Que la ciudad es territorio de caza visual, sonora y moral,  y laboratorio donde el flâneur obtiene piezas que alimentan su archivo y nutre sus futuras conversaciones, está fuera de duda. No solo en la naturaleza el caminante puede descubrirse a si mismo y reconciliarse consigo, aunque sea un espacio privilegiado. La urbe requiere otra mirada, por supuesto, pero incluso en su interior podemos llegar a dejarnos impresionar por un silencio extraño, como es el del ensimismamiento, lo cual parece contradecirse con la extrema atención que el flâneur presta a su entorno; pero la predisposición interior serenísima frente a bullicio, el ruido, las prisas, los humos, frente a las agresiones, en suma, propias de la ciudad, permite al flâneur evitar el desmoronamiento y la desesperación:¡cuánto tiene de alma insobornablemente solitaria el flâneur entre la multitud!

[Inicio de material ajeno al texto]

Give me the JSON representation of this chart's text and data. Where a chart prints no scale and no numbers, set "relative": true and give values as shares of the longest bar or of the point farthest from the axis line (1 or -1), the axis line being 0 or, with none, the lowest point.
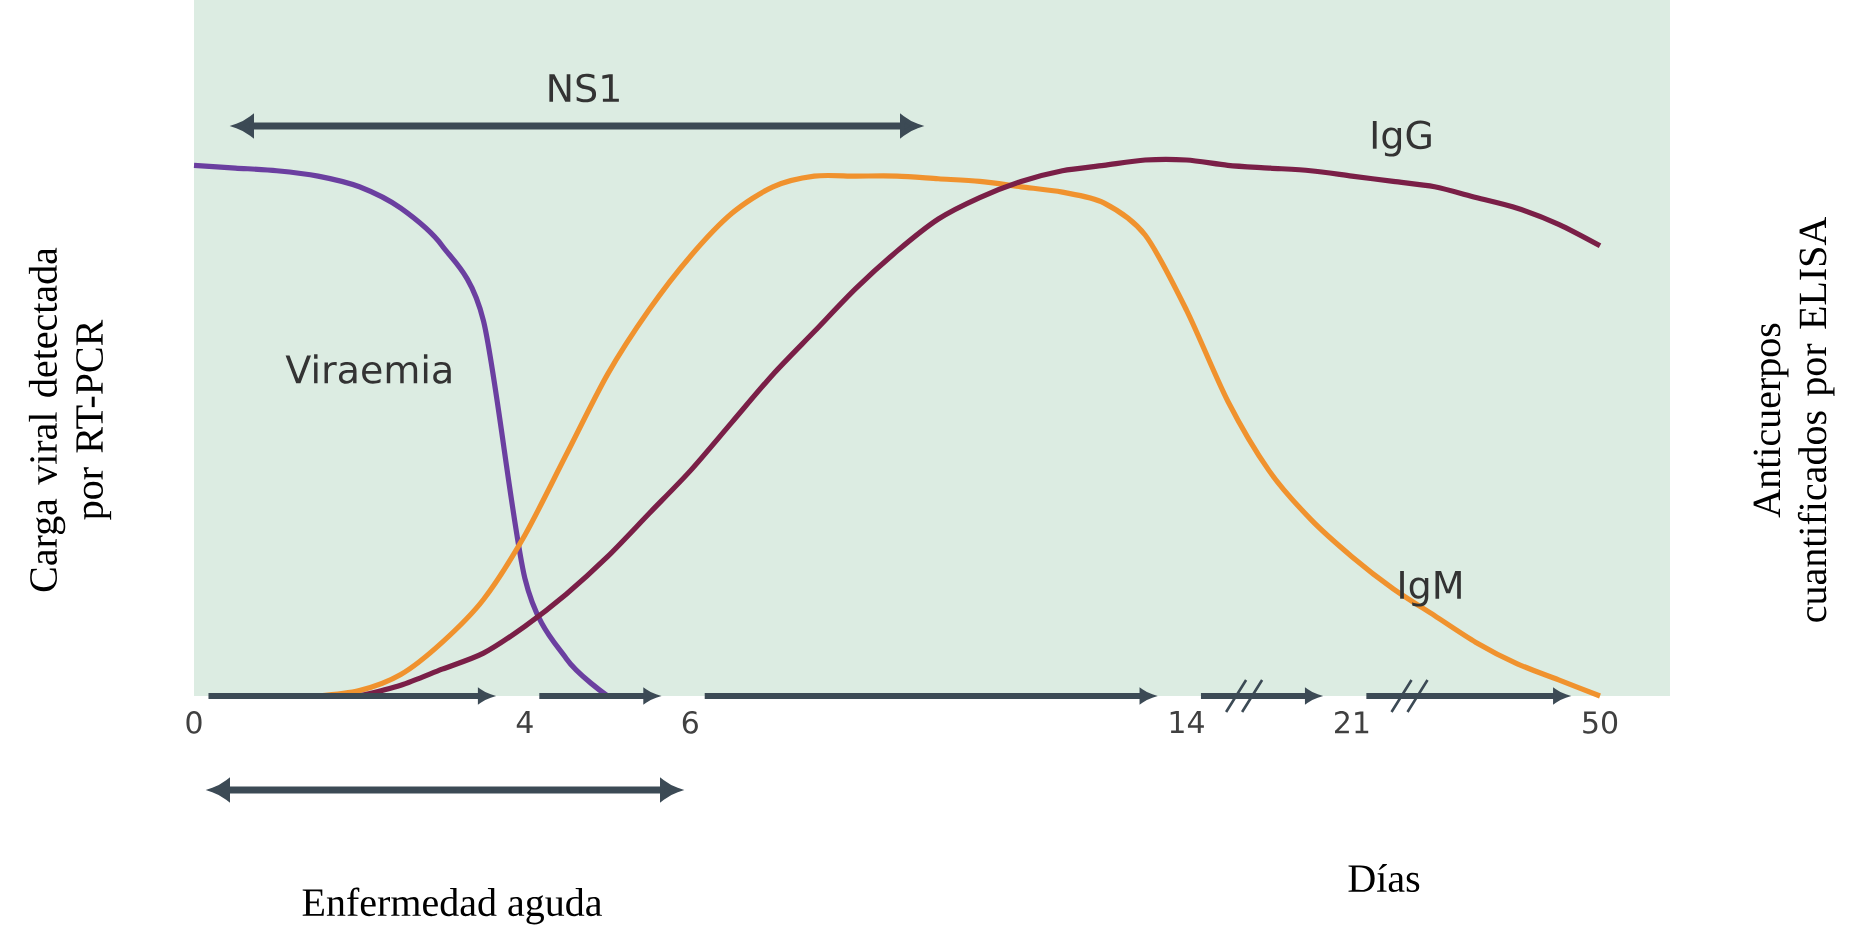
{
  "chart_data": {
    "type": "line",
    "relative": true,
    "marker": "none",
    "ylabel": "Carga viral detectada por RT-PCR",
    "y2label": "Anticuerpos cuantificados por ELISA",
    "xlabel": "Días",
    "annotations": [
      "NS1",
      "Enfermedad aguda"
    ],
    "categories": [
      "0",
      null,
      null,
      null,
      null,
      null,
      null,
      null,
      "4",
      null,
      null,
      null,
      "6",
      null,
      null,
      null,
      null,
      null,
      null,
      null,
      null,
      null,
      null,
      null,
      "14",
      null,
      null,
      null,
      "21",
      null,
      null,
      null,
      null,
      null,
      "50"
    ],
    "series": [
      {
        "name": "Viraemia",
        "color": "#6b3fa0",
        "values": [
          0.99,
          0.985,
          0.98,
          0.97,
          0.95,
          0.91,
          0.84,
          0.7,
          0.22,
          0.07,
          0.0,
          null,
          null,
          null,
          null,
          null,
          null,
          null,
          null,
          null,
          null,
          null,
          null,
          null,
          null,
          null,
          null,
          null,
          null,
          null,
          null,
          null,
          null,
          null,
          null
        ]
      },
      {
        "name": "IgM",
        "color": "#f0922e",
        "values": [
          null,
          null,
          null,
          0.0,
          0.01,
          0.04,
          0.1,
          0.18,
          0.3,
          0.45,
          0.6,
          0.72,
          0.82,
          0.9,
          0.95,
          0.97,
          0.97,
          0.97,
          0.965,
          0.96,
          0.95,
          0.94,
          0.92,
          0.86,
          0.72,
          0.55,
          0.42,
          0.33,
          0.26,
          0.2,
          0.15,
          0.1,
          0.06,
          0.03,
          0.0
        ]
      },
      {
        "name": "IgG",
        "color": "#7a1f47",
        "values": [
          null,
          null,
          null,
          null,
          0.0,
          0.02,
          0.05,
          0.08,
          0.13,
          0.19,
          0.26,
          0.34,
          0.42,
          0.51,
          0.6,
          0.68,
          0.76,
          0.83,
          0.89,
          0.93,
          0.96,
          0.98,
          0.99,
          1.0,
          1.0,
          0.99,
          0.985,
          0.98,
          0.97,
          0.96,
          0.95,
          0.93,
          0.91,
          0.88,
          0.84
        ]
      }
    ]
  }
}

Con los caminantes a campo traviesa comparte, sin duda, el flâneur la bendición del caminar que resume Le Breton: El caminar desnuda, despoja, invita a pensar el mundo al aire libre de las cosas y recuerda al hombre la humildad y la belleza de su condición. El caminante es hoy el peregrino de una espiritualidad personal, y su camino le procura recogimiento, humildad, paciencia; es una forma ambulatoria de plegaria, librada sin restricciones al genius locis, a la inmensidad del mundo alrededor de uno mismo.